“The foreplay is over, now there is only time for apologies” says Japandroids’ Brian King after opener “The Boys Are Leaving Town”. Which sparked a crowd reaction that is lively by most band’s standards, but is just a warmup for the Vancouver, British Columbia Two Piece. They up-shift the crowd by bursting into “Adrenaline Nightshift”, from their new album Celebration Rock.

Immediately, it’s clear that the duo are playing to an audience whose summer was sound-tracked by Celebration Rock. An album that has undoubtedly brought many new faces since their last London show, and after a blazing mid set version of “The House That Heaven Built”, drummer David Prowse says with pride: “the last time we played that in London about 10 people knew it, I was bummed”. But now, only a few short months later, the audience puts Prowse out of his backing vocals job, as they loudly shout every “oh-oh-oh” hook. It’s impossible to say which of their Barn Burners receives the biggest reaction. Every song is greeted like it’s a mega-hit and even when they play, ‘their hit single’,(which even King admits is a loose term) “Young Hearts Spark Fire” it is greeted just as warmly as any album cut.

They play almost the entirety of their two, eight track, 35 minute long albums. Bar one songs from their debut album Post-Nothing,(apparently they quit “I Quit Girls”) which is replaced by their cover of McClusky’s “To Hell With Good Intentions”. Which King barks the lyrics to, his guitar tone doused in Kerosene.

King ends “Continuous Thunder” the slower and ‘quieter’ album closer with a loud flash of guitar distortion, perhaps suggesting that he is uncomfortable when the band is temporarily not exuding raw power. He takes care to actually sing the poignant lyrics. “Crazy/Forever”’s sludgy riff is bone shaking and the crowd happily obliges when King introduces “Younger Us” as “the go crazy song”.
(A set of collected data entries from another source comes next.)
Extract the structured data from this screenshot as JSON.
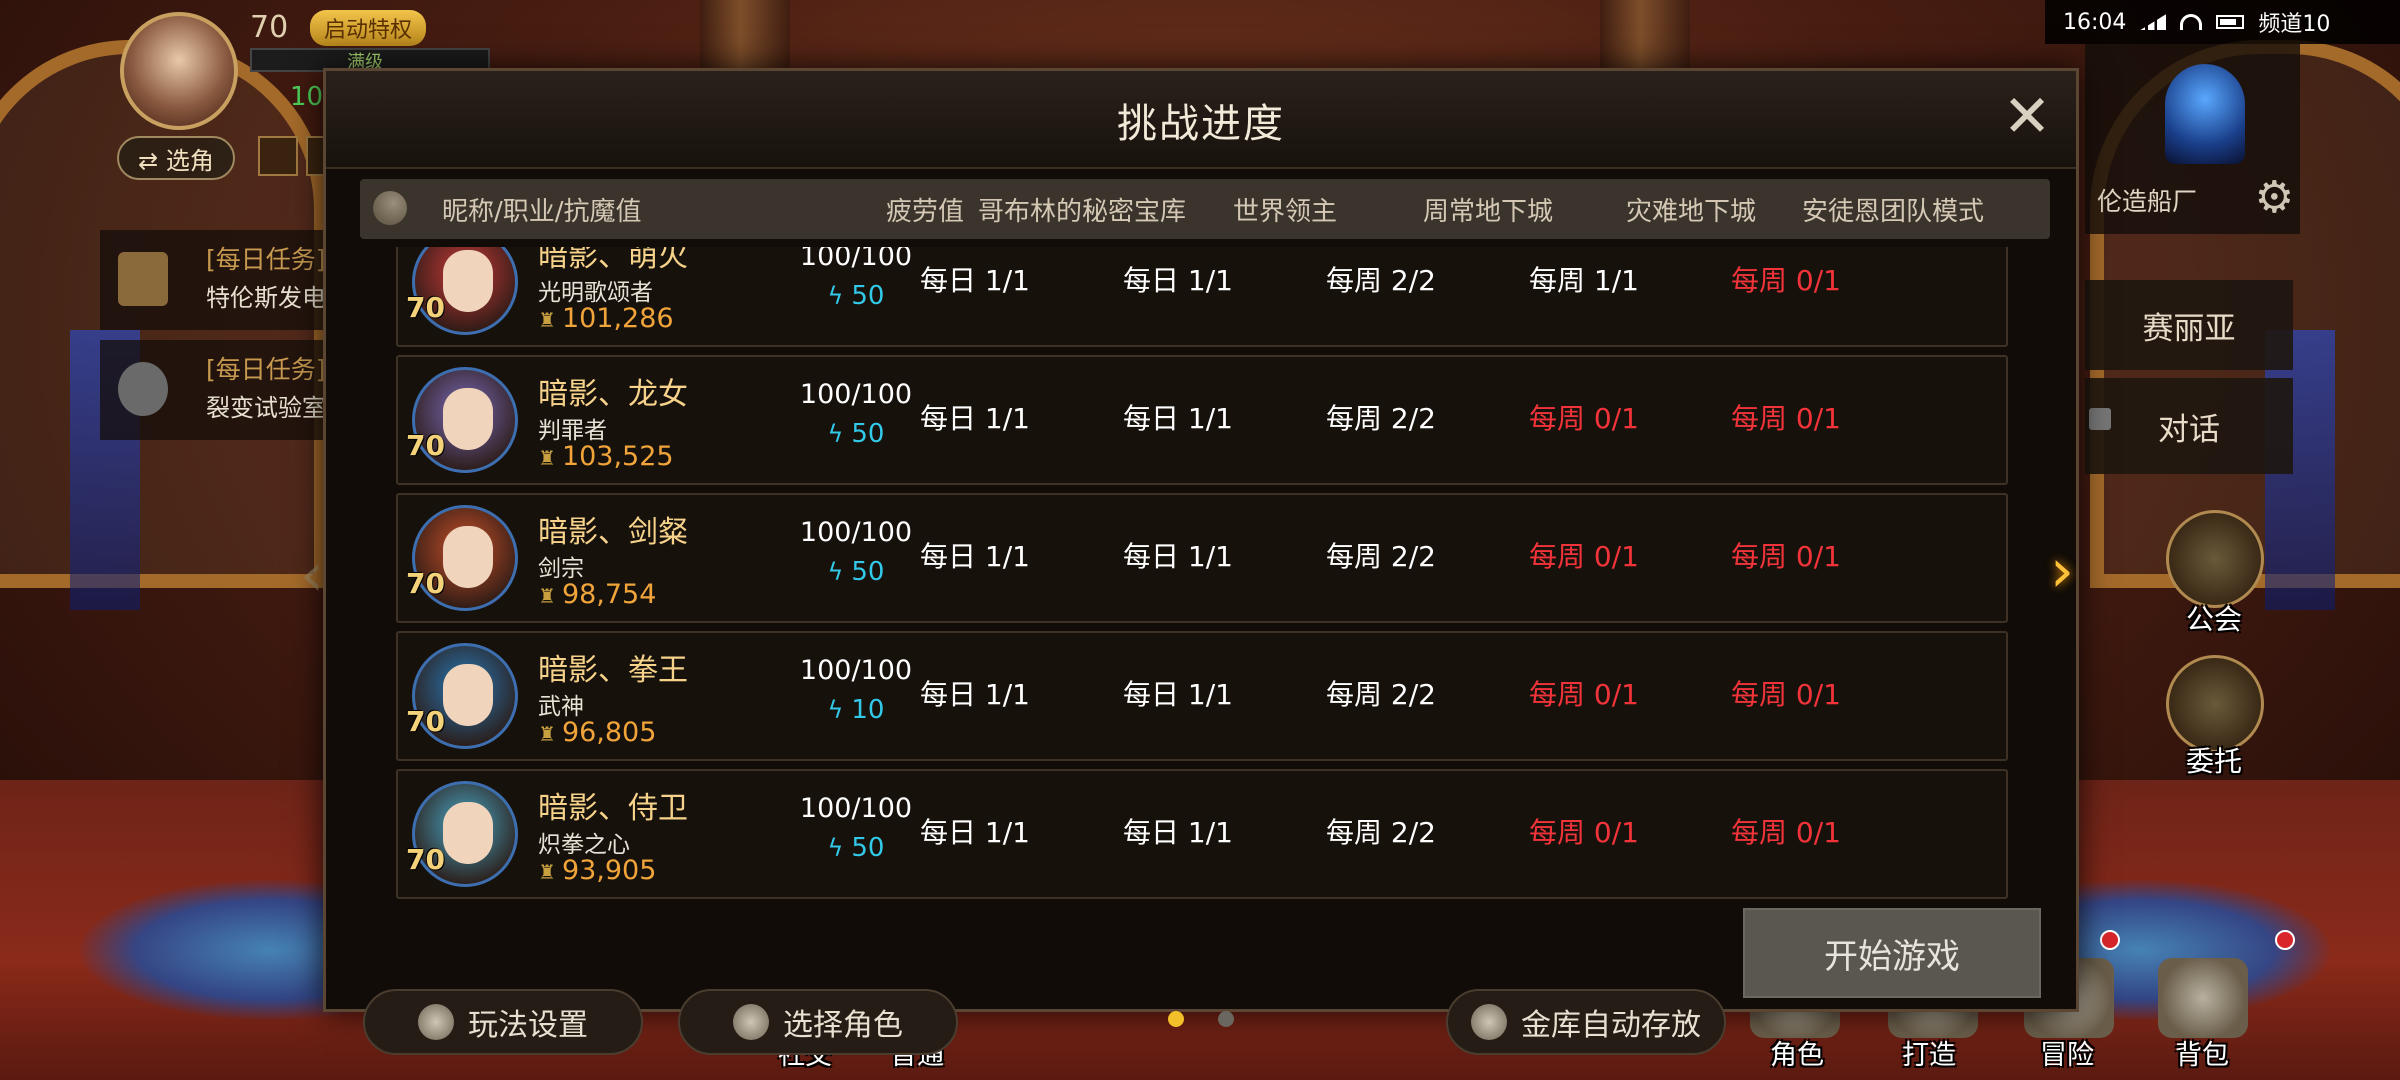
{
  "hud": {
    "level": "70",
    "privilege_badge": "启动特权",
    "exp_text": "满级",
    "currency_value": "10",
    "switch_button": "⇄ 选角"
  },
  "status_bar": {
    "time": "16:04",
    "channel": "频道10"
  },
  "tasks": [
    {
      "title": "[每日任务]",
      "desc": "特伦斯发电"
    },
    {
      "title": "[每日任务]",
      "desc": "裂变试验室"
    }
  ],
  "right_panel": {
    "location": "伦造船厂",
    "npc_name": "赛丽亚",
    "talk_label": "对话",
    "menu": [
      "公会",
      "委托"
    ]
  },
  "bottom_bar": [
    "社交",
    "普通",
    "角色",
    "打造",
    "冒险",
    "背包"
  ],
  "modal": {
    "title": "挑战进度",
    "close": "✕",
    "headers": [
      "昵称/职业/抗魔值",
      "疲劳值",
      "哥布林的秘密宝库",
      "世界领主",
      "周常地下城",
      "灾难地下城",
      "安徒恩团队模式"
    ],
    "rows": [
      {
        "name": "暗影、萌火",
        "job": "光明歌颂者",
        "power": "101,286",
        "level": "70",
        "fatigue": "100/100",
        "energy": "50",
        "cells": [
          "每日 1/1",
          "每日 1/1",
          "每周 2/2",
          "每周 1/1",
          "每周 0/1"
        ],
        "red": [
          false,
          false,
          false,
          false,
          true
        ],
        "portrait_color": "#c83a3a"
      },
      {
        "name": "暗影、龙女",
        "job": "判罪者",
        "power": "103,525",
        "level": "70",
        "fatigue": "100/100",
        "energy": "50",
        "cells": [
          "每日 1/1",
          "每日 1/1",
          "每周 2/2",
          "每周 0/1",
          "每周 0/1"
        ],
        "red": [
          false,
          false,
          false,
          true,
          true
        ],
        "portrait_color": "#7a6ab8"
      },
      {
        "name": "暗影、剑粲",
        "job": "剑宗",
        "power": "98,754",
        "level": "70",
        "fatigue": "100/100",
        "energy": "50",
        "cells": [
          "每日 1/1",
          "每日 1/1",
          "每周 2/2",
          "每周 0/1",
          "每周 0/1"
        ],
        "red": [
          false,
          false,
          false,
          true,
          true
        ],
        "portrait_color": "#c8502a"
      },
      {
        "name": "暗影、拳王",
        "job": "武神",
        "power": "96,805",
        "level": "70",
        "fatigue": "100/100",
        "energy": "10",
        "cells": [
          "每日 1/1",
          "每日 1/1",
          "每周 2/2",
          "每周 0/1",
          "每周 0/1"
        ],
        "red": [
          false,
          false,
          false,
          true,
          true
        ],
        "portrait_color": "#2a7ab8"
      },
      {
        "name": "暗影、侍卫",
        "job": "炽拳之心",
        "power": "93,905",
        "level": "70",
        "fatigue": "100/100",
        "energy": "50",
        "cells": [
          "每日 1/1",
          "每日 1/1",
          "每周 2/2",
          "每周 0/1",
          "每周 0/1"
        ],
        "red": [
          false,
          false,
          false,
          true,
          true
        ],
        "portrait_color": "#4aa8c8"
      }
    ],
    "buttons": {
      "settings": "玩法设置",
      "select_role": "选择角色",
      "auto_store": "金库自动存放",
      "start": "开始游戏"
    },
    "page_indicator": {
      "current": 1,
      "total": 2
    }
  },
  "colors": {
    "accent_gold": "#f6d28a",
    "warn_red": "#f2343a",
    "energy_cyan": "#32c8e8"
  }
}
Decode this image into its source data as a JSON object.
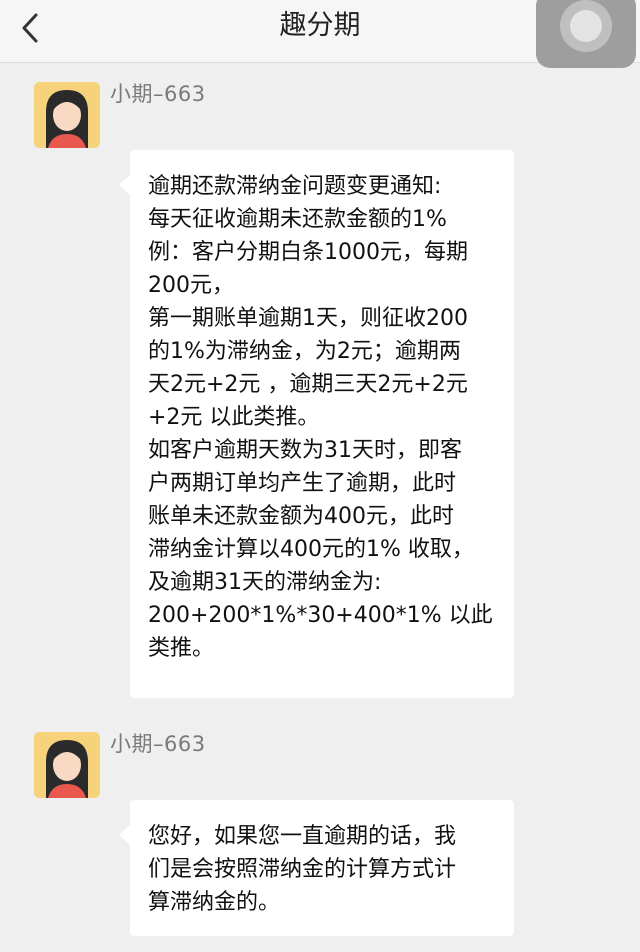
{
  "header": {
    "title": "趣分期",
    "back_icon": "chevron-left-icon"
  },
  "messages": [
    {
      "sender": "小期–663",
      "text": "逾期还款滞纳金问题变更通知:\n每天征收逾期未还款金额的1%\n例：客户分期白条1000元，每期\n200元，\n第一期账单逾期1天，则征收200\n的1%为滞纳金，为2元；逾期两\n天2元+2元 ，逾期三天2元+2元\n+2元 以此类推。\n如客户逾期天数为31天时，即客\n户两期订单均产生了逾期，此时\n账单未还款金额为400元，此时\n滞纳金计算以400元的1% 收取，\n及逾期31天的滞纳金为:\n200+200*1%*30+400*1% 以此\n类推。"
    },
    {
      "sender": "小期–663",
      "text": "您好，如果您一直逾期的话，我\n们是会按照滞纳金的计算方式计\n算滞纳金的。"
    }
  ]
}
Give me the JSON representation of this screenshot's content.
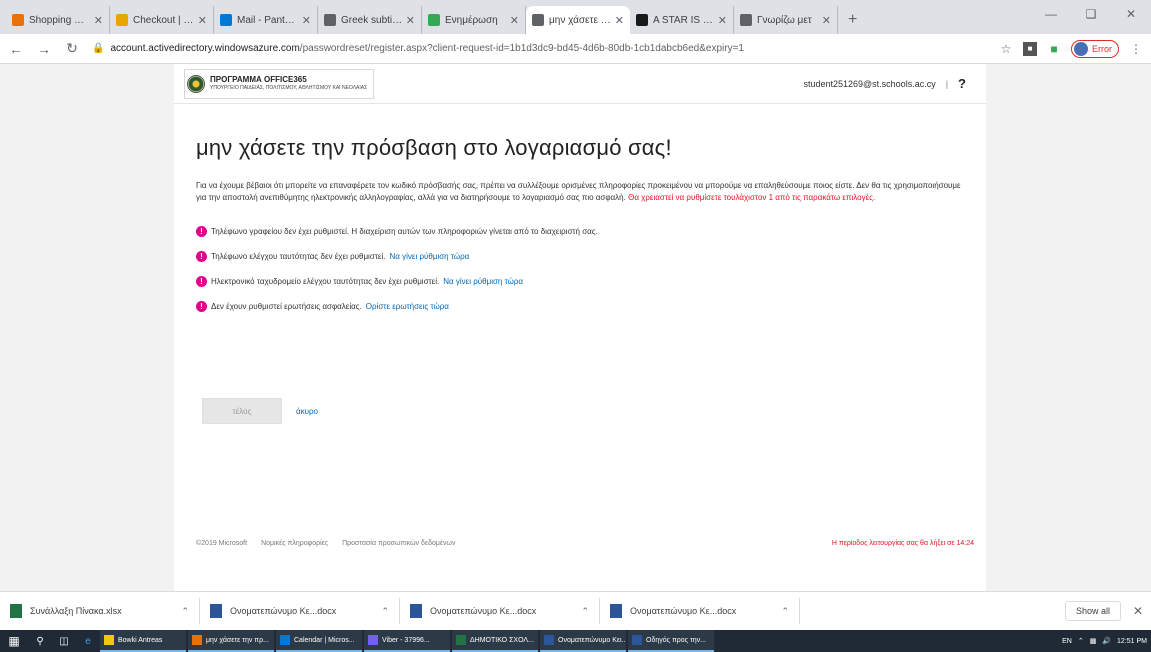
{
  "browser": {
    "tabs": [
      {
        "title": "Shopping Cart",
        "color": "#e8710a"
      },
      {
        "title": "Checkout | eBay",
        "color": "#e6a800"
      },
      {
        "title": "Mail - Pantelis",
        "color": "#0078d4"
      },
      {
        "title": "Greek subtitles",
        "color": "#5f6368"
      },
      {
        "title": "Ενημέρωση",
        "color": "#34a853"
      },
      {
        "title": "μην χάσετε την",
        "color": "#5f6368",
        "active": true
      },
      {
        "title": "A STAR IS BORN",
        "color": "#1a1a1a"
      },
      {
        "title": "Γνωρίζω μετ",
        "color": "#5f6368"
      }
    ],
    "url_host": "account.activedirectory.windowsazure.com",
    "url_path": "/passwordreset/register.aspx?client-request-id=1b1d3dc9-bd45-4d6b-80db-1cb1dabcb6ed&expiry=1",
    "profile_label": "Error"
  },
  "page": {
    "logo_line1": "ΠΡΟΓΡΑΜΜΑ OFFICE365",
    "logo_line2": "ΥΠΟΥΡΓΕΙΟ ΠΑΙΔΕΙΑΣ, ΠΟΛΙΤΙΣΜΟΥ, ΑΘΛΗΤΙΣΜΟΥ ΚΑΙ ΝΕΟΛΑΙΑΣ",
    "account": "student251269@st.schools.ac.cy",
    "help": "?",
    "title": "μην χάσετε την πρόσβαση στο λογαριασμό σας!",
    "intro": "Για να έχουμε βέβαιοι ότι μπορείτε να επαναφέρετε τον κωδικό πρόσβασής σας, πρέπει να συλλέξουμε ορισμένες πληροφορίες προκειμένου να μπορούμε να επαληθεύσουμε ποιος είστε. Δεν θα τις χρησιμοποιήσουμε για την αποστολή ανεπιθύμητης ηλεκτρονικής αλληλογραφίας, αλλά για να διατηρήσουμε το λογαριασμό σας πιο ασφαλή.",
    "intro_required": "Θα χρειαστεί να ρυθμίσετε τουλάχιστον 1 από τις παρακάτω επιλογές.",
    "items": [
      {
        "text": "Τηλέφωνο γραφείου δεν έχει ρυθμιστεί. Η διαχείριση αυτών των πληροφοριών γίνεται από το διαχειριστή σας.",
        "link": ""
      },
      {
        "text": "Τηλέφωνο ελέγχου ταυτότητας δεν έχει ρυθμιστεί.",
        "link": "Να γίνει ρύθμιση τώρα"
      },
      {
        "text": "Ηλεκτρονικό ταχυδρομείο ελέγχου ταυτότητας δεν έχει ρυθμιστεί.",
        "link": "Να γίνει ρύθμιση τώρα"
      },
      {
        "text": "Δεν έχουν ρυθμιστεί ερωτήσεις ασφαλείας.",
        "link": "Ορίστε ερωτήσεις τώρα"
      }
    ],
    "done_label": "τέλος",
    "cancel_label": "άκυρο",
    "footer": [
      "©2019 Microsoft",
      "Νομικές πληροφορίες",
      "Προστασία προσωπικών δεδομένων"
    ],
    "footer_warning": "Η περίοδος λειτουργίας σας θα λήξει σε 14:24"
  },
  "downloads": {
    "items": [
      "Συνάλλαξη Πίνακα.xlsx",
      "Ονοματεπώνυμο Κε...docx",
      "Ονοματεπώνυμο Κε...docx",
      "Ονοματεπώνυμο Κε...docx"
    ],
    "show_all": "Show all"
  },
  "taskbar": {
    "apps": [
      {
        "label": "Bowki Antreas",
        "color": "#f2c811"
      },
      {
        "label": "μην χάσετε την πρ...",
        "color": "#e8710a"
      },
      {
        "label": "Calendar | Micros...",
        "color": "#0078d4"
      },
      {
        "label": "Viber - 37996...",
        "color": "#7360f2"
      },
      {
        "label": "ΔΗΜΟΤΙΚΟ ΣΧΟΛ...",
        "color": "#217346"
      },
      {
        "label": "Ονοματεπώνυμο Κει...",
        "color": "#2b579a"
      },
      {
        "label": "Οδηγός προς την...",
        "color": "#2b579a"
      }
    ],
    "lang": "EN",
    "time": "12:51 PM"
  }
}
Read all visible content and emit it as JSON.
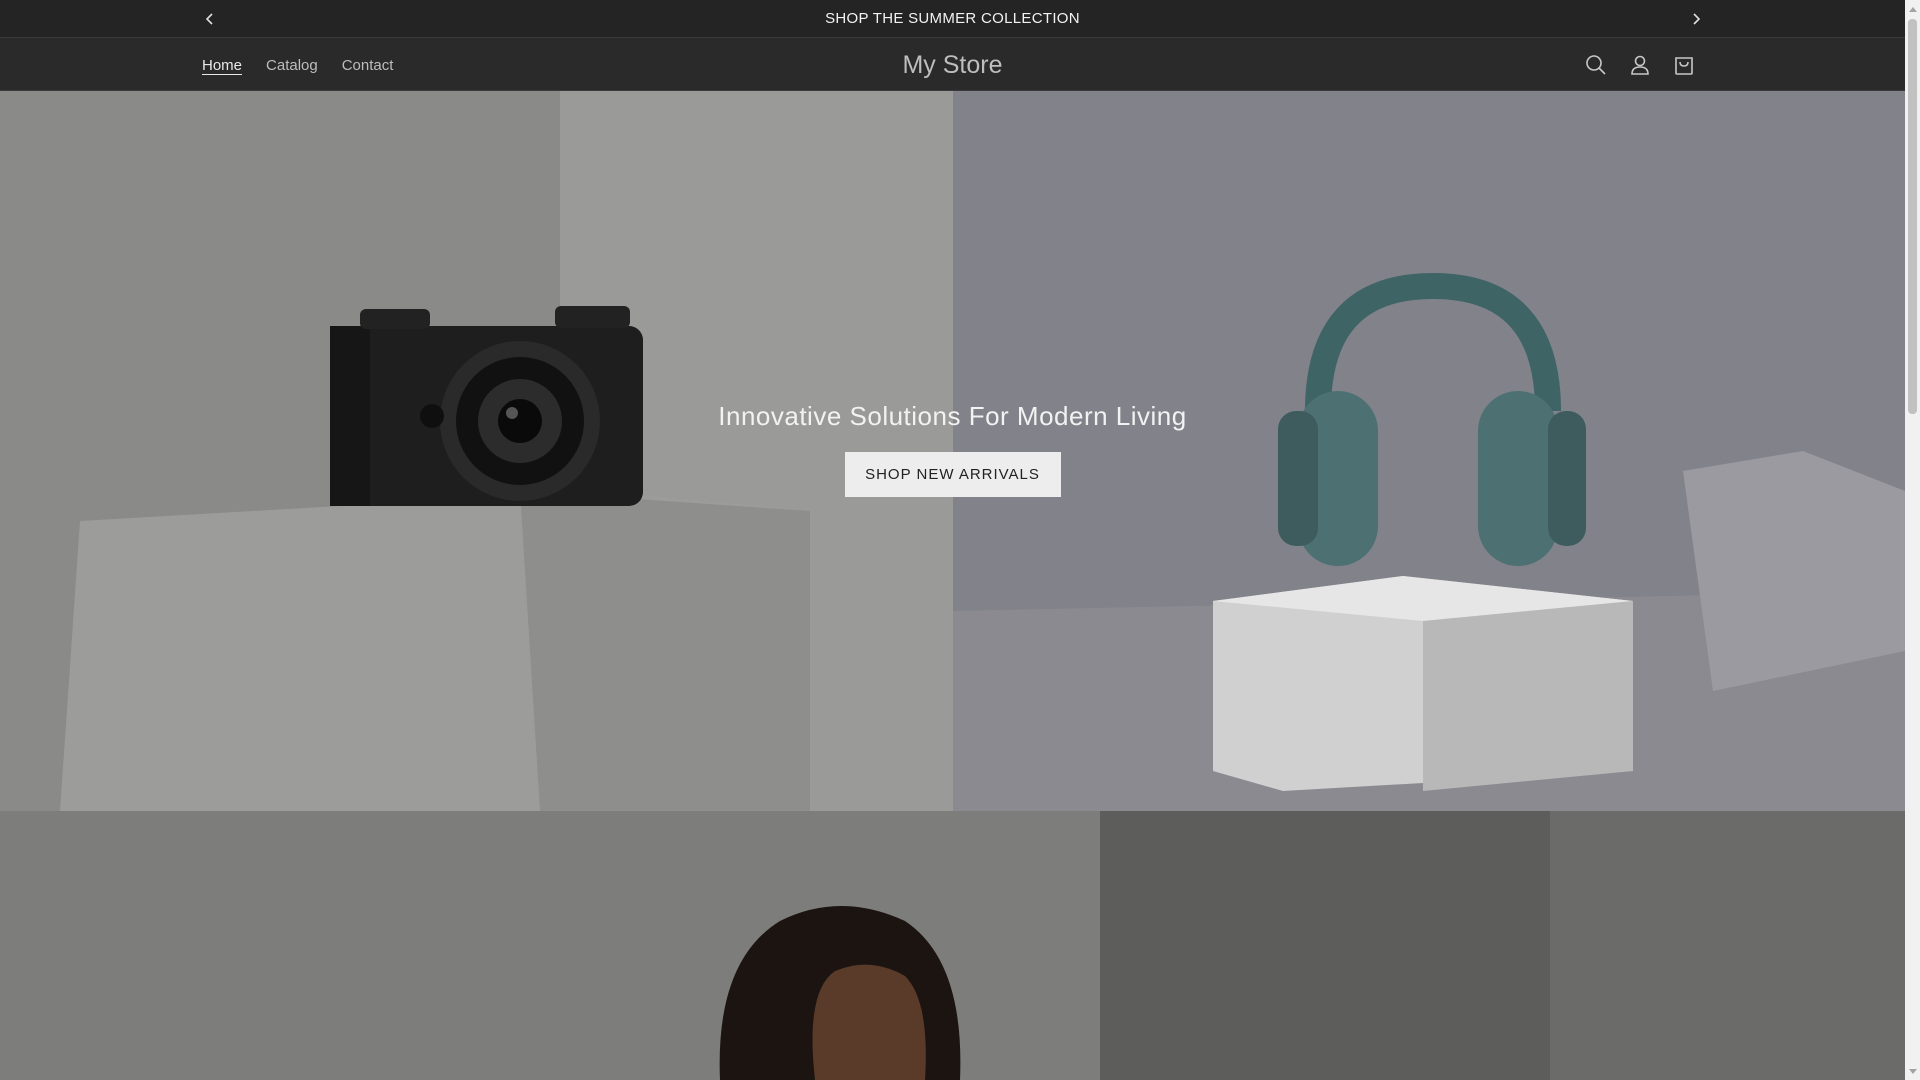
{
  "announcement": {
    "text": "SHOP THE SUMMER COLLECTION",
    "prev_icon": "chevron-left-icon",
    "next_icon": "chevron-right-icon"
  },
  "header": {
    "nav": [
      {
        "label": "Home",
        "active": true
      },
      {
        "label": "Catalog",
        "active": false
      },
      {
        "label": "Contact",
        "active": false
      }
    ],
    "logo": "My Store",
    "icons": [
      "search-icon",
      "account-icon",
      "cart-icon"
    ]
  },
  "hero": {
    "title": "Innovative Solutions For Modern Living",
    "button_label": "SHOP NEW ARRIVALS"
  },
  "colors": {
    "announcement_bg": "#242424",
    "header_bg": "#2a2a2a",
    "accent_teal": "#3e5c5e"
  }
}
They race through the set in order to appease Heaven’s early curfew, and make room for the “disco dance party”, which judging from the sweaty crush of the crowd is something that few in attendance had interest in. Along with some crowd-sourced stage diving they “bring a little California to London” and close with The Gun Club’s “For the Love of Ivy”. The stage dive was encouraged to brighten what had supposedly been a miserable day for them, but based solely on their full-throated life affirming rock and roll set, you’d never guess it.